Его пространные и напористые экспромты на занятиях нашего литературного объединения были по своей логике настолько виртуозны, что мало кто отваживался спорить с ним. Уж я-то – никогда. Во всяком случае – в те наши симферопольские времена. Косноязычный, зажатый, потеющий от волнения, я если и подымался когда со своего стула, то ограничивался несколькими плохо связанными друг с другом фразами, продиктованными не столько рассудком, сколько жившим во мне духом какого-то агрессивного противоречия. Это – от неуверенности. От глубоко запрятанного страха, что меня заподозрят в зависимости от чужих, столь веско и складно высказываемых мнений. Чем авторитетней для меня был человек, тем неудержимей тянуло сказать ему что-либо в пику. Надерзить.
Страх зависимости – материальной, моральной, интеллектуальной – поселился во мне очень рано, Валентин же представлялся мне как раз воплощением свободы. Он писал длинные философские стихи, очень умные, казалось мне тогда. С тех пор я не перечитывал их – да и тогда воспринимал в основном на слух; с трудом, надо признаться, воспринимал, но объяснял это не качеством поэтического текста, а невысоким уровнем своего интеллекта. Слушал, однако, очень внимательно, слегка удивляясь, почему он читает их мне, мне одному – во время наших продолжительных прогулок по симферопольским улицам. Читает автору каких-то мини-басенок и рифмованных каламбуров. Не буду скрывать, мне было лестно.
В Москве он уже стихов не писал – перешел на драматургию. Некоторые из его пьес печатали, а одну поставили, да не где-то, а в Академическом театре имени Вахтангова. Пьеса называлась «Раненые». Премьера состоялась 22 октября 1984 года и была приурочена к надвигающемуся сорокалетию Победы. В том же году я дал ему рекомендацию в Союз писателей.
Свое вступление в Союз Валя отметил торжественно и щедро, в Доме литераторов. Правда, в центре внимания оказался не он, а Михаил Шатров, преуспевающий автор пьес о Ленине, которые шли тогда по всей стране, – он тоже давал рекомендацию. Вывалив поверх штанов обтянутое джинсовой тканью брюхо, седовласый метр Шатров сидел рядом с очередной молоденькой женой, пил минералку и тихим голосом напутствовал моего земляка.
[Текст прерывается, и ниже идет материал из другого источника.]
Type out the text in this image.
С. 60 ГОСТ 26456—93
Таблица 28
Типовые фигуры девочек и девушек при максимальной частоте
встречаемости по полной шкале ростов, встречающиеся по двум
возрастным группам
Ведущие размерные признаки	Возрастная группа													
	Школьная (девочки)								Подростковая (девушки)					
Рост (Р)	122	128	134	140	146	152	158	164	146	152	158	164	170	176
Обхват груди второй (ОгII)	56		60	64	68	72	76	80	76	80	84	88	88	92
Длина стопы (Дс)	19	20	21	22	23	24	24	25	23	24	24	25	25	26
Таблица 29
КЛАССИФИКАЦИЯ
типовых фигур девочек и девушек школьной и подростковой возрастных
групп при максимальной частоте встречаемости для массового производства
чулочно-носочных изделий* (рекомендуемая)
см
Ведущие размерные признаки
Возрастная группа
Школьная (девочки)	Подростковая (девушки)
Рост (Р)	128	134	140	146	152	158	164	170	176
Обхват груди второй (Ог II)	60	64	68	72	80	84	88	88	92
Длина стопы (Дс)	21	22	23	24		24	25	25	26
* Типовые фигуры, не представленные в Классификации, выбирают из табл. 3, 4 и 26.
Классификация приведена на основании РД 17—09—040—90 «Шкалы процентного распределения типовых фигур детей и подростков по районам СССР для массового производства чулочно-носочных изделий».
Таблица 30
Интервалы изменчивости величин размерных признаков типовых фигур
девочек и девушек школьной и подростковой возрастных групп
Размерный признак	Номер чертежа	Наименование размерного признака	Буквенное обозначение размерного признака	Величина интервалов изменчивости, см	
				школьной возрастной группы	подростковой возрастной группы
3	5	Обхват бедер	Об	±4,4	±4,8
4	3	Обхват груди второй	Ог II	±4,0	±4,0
Валентин слушал со своим обычным, еще по Симферополю памятным мне сосредоточенным вниманием, но казался немного растерянным. Таким же выглядел он и на премьере «Раненых». Прежде, в Крыму, ничего подобного не было – или, может быть, я не замечал, завороженный его стихами, его речами, его страстными и смелыми обличениями тогдашних политических реалий.
Впервые я подметил растерянность на его к тому времени уже обросшим рыжей бородкой лице, когда он объявил, что принял важное решение: поменять фамилию. С фамилией Гуревич, считал, пробиться невозможно, поэтому он берет фамилию матери: Придатко. Сказано – сделано, когда ж дело дошло до публикаций и постановок, то кто-то (кажется, дальновидный Шатров) усомнился: вдруг придется писать в соавторстве, и тогда фамилия Придатко будет выглядеть несколько двусмысленно. Так появился псевдоним Крымко.